[CAUT] Requirements for contributing/posting; RPT status

Alan McCoy amccoy at mail.ewu.edu
Mon Jul 14 13:23:20 MDT 2008


Well, I don't know about politics, but what is incredible to me is that
there are two, somewhat redundant, randomly organized, indecipherably
threaded lists dealing with piano technology. Historically understandable
though the situation be, it is nonetheless a bad way to organize our
collective thinking.

A forum (or several forums) on piano technology would, in my view, serve us
better than our current four list-serves (CAUT, pianotech, refinishing,
institutional, any more??). With a forum you subscribe to just the threads
or forums you want to subscribe to. There are some cons to a forum, but
there are, I think, more pros than cons. At the very least there would be
some organization to the conversation, and you could, from the get go,
decide which conversations to join or not join. Ron deletes entire
categories of conversation based on, I'm guessing, the thread (notorious for
not reflecting the actual conversation) or who is participating (pesky
personalities?!) or ?????. But you have to do that in real time, each time.
And don't get me started on searching through the archives (see previous
parenthetical note). With a forum you'd post something about unequal
temperaments in that thread of the tuning forum. If there wasn't a thread,
you'd create one. Responses to your thread would come to your inbox. You
want to find an answer to your tuning pin question, go to the rebuilders
forum, see if there's a tuning pin thread.
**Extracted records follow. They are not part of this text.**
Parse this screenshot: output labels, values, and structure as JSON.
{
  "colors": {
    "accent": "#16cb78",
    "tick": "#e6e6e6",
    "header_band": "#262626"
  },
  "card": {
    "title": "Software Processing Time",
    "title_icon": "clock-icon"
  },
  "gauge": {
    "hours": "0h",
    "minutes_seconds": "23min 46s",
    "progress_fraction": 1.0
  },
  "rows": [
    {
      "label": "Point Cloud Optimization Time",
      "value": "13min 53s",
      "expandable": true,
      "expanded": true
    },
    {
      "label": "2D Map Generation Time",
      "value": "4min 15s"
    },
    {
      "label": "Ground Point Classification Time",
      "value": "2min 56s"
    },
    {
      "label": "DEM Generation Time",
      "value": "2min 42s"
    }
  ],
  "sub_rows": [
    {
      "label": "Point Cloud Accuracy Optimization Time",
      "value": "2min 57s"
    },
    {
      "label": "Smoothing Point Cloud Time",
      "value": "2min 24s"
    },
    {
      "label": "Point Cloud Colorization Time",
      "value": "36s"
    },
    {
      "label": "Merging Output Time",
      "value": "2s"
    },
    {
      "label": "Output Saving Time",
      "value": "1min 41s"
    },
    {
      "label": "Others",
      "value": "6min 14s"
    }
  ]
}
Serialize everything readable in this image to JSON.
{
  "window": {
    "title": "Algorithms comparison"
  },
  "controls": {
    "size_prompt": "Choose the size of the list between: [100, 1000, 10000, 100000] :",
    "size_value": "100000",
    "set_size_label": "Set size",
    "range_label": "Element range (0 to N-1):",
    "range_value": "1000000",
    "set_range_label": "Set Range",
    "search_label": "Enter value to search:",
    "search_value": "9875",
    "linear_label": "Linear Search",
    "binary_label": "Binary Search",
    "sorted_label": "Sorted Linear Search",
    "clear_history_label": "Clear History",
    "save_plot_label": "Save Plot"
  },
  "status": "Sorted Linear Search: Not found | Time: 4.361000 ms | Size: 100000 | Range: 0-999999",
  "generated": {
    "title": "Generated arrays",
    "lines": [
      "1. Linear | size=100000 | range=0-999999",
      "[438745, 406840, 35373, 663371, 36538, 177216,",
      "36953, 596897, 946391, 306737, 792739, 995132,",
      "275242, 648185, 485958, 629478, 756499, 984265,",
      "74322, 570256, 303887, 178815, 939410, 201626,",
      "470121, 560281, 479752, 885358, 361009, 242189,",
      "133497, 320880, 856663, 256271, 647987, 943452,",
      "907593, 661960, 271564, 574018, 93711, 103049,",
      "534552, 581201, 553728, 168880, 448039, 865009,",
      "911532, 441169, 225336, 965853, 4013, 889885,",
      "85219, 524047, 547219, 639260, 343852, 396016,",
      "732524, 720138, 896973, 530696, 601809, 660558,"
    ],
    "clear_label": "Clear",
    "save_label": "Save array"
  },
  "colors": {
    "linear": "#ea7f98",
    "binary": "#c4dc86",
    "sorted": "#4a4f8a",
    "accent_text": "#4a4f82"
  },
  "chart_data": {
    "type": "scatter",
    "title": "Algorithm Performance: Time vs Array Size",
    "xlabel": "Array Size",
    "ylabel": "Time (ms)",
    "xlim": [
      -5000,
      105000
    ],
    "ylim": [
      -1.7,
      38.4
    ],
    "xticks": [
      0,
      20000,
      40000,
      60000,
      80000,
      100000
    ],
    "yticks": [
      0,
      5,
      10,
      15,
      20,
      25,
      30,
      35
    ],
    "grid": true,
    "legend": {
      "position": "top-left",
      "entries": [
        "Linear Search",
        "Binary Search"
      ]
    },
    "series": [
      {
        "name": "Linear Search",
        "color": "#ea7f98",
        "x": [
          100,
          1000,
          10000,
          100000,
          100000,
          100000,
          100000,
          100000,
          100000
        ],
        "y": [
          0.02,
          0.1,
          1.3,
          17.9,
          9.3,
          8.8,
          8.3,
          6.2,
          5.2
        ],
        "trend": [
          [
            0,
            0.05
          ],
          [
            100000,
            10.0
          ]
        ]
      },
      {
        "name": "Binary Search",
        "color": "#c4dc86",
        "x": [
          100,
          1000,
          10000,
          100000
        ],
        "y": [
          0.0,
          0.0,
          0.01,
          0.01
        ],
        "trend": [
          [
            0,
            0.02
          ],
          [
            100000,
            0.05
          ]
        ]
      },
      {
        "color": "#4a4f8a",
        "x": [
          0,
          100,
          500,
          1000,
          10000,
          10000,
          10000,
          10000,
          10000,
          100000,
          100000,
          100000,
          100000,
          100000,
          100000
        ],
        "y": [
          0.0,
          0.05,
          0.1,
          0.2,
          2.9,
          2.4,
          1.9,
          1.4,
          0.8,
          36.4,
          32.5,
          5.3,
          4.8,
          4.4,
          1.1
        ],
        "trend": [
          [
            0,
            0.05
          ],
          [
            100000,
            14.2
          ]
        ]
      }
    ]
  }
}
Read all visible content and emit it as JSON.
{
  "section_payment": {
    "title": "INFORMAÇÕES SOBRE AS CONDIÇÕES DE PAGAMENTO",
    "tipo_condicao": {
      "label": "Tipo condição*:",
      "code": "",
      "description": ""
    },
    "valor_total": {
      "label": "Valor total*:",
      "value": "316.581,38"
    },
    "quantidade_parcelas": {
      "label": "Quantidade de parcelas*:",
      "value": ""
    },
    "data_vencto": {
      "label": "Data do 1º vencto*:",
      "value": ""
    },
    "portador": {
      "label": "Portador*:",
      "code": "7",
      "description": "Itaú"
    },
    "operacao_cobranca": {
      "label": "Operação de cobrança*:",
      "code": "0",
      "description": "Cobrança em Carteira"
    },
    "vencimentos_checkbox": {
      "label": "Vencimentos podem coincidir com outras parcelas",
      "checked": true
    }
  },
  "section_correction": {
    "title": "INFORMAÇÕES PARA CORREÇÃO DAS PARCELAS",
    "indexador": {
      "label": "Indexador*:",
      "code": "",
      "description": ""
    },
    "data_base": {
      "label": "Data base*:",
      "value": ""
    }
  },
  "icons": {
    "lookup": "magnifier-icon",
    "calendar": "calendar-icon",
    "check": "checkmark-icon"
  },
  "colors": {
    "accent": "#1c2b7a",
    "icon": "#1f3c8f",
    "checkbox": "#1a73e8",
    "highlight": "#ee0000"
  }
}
So where would you post something
on "duplex noise?" Depends on your angle - could be voicing or rebuilding or
maybe concert prep or maybe somewhere else. It still wouldn't necessarily be
easy to find information. It's a complex subject, and any organization of
the information will be complex too. But organize it we should, in some
fashion. Yep, you might organize serendipity out, but not entirely.

What we have now is valuable, but I don't have time to wade through all the
lists making "should I read this, or chuck it" decisions. I miss some good
stuff by not subscribing to Pianotech,  but it's not political for me, just
time management. There's good info buried in both CAUT and Pianotech, and
some nonsense too. And both suffer the same problem of zero organization.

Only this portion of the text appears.